Abstract
Next generation DNA sequencing and analysis of amplicons spanning the pharmacogene CYP2D6 suggested that the Nextera transposase used for fragmenting and providing sequencing priming sites displayed a targeting bias. This manifested as dramatically lower sequencing coverage at sites in the amplicon that appeared likely to form G-quadruplex structures.
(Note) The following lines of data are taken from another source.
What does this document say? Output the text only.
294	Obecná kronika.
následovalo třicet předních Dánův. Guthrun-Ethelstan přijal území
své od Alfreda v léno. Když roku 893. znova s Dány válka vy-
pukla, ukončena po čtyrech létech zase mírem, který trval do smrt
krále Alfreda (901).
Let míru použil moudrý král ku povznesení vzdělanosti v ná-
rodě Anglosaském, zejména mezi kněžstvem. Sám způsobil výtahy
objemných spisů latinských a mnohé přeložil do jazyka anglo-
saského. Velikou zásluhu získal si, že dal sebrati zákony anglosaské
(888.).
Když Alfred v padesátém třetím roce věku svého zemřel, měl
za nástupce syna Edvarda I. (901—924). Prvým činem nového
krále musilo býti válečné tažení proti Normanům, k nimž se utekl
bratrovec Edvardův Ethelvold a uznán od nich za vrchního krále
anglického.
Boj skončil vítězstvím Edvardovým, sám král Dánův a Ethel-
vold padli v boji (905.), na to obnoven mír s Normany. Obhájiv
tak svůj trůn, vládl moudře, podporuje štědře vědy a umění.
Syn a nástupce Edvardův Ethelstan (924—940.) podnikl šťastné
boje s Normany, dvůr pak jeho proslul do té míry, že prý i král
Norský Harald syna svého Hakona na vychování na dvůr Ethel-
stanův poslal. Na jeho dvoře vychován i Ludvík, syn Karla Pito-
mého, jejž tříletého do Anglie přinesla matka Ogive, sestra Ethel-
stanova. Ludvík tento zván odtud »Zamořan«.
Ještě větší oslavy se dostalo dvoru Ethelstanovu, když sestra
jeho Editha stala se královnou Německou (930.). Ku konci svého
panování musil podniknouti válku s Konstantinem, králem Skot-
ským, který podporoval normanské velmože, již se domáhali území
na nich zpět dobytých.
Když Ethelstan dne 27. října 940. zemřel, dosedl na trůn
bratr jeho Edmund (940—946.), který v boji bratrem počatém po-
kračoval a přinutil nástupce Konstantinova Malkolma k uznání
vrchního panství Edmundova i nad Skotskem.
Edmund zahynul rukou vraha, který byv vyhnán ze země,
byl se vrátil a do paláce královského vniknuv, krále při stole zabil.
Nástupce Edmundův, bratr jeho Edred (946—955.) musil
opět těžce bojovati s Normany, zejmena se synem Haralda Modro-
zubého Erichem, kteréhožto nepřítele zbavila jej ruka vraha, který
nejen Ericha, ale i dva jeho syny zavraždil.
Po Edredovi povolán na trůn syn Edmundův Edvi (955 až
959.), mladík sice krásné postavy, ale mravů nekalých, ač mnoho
Since secondary DNA structures such as G-quadruplexes are abundant in the human genome, and are known to interact with many other proteins, we further investigated these sites of low coverage. Our investigation revealed that G-quadruplex structures are formed in vitro within the CYP2D6 pharmacogene at these sites, and G-quadruplexes can interact with the hyperactive Tn5 transposase (EZ-Tn5) with high affinity. These findings indicate that secondary DNA structures such as G-quadruplexes may represent preferential transposon integration sites and provide additional evidence for the role of G-quadruplex structures in transposition or viral integration processes.
•Regions of low read depth were observed in sequencing data generated from Nextera libraries.•We showed DNA in these regions could form G-quadruplexes.•Sequences from these regions bind to the EZ-Tn5 transposase with high affinity.•G-quadruplexes may represent target sites for Tn5 and other transposases.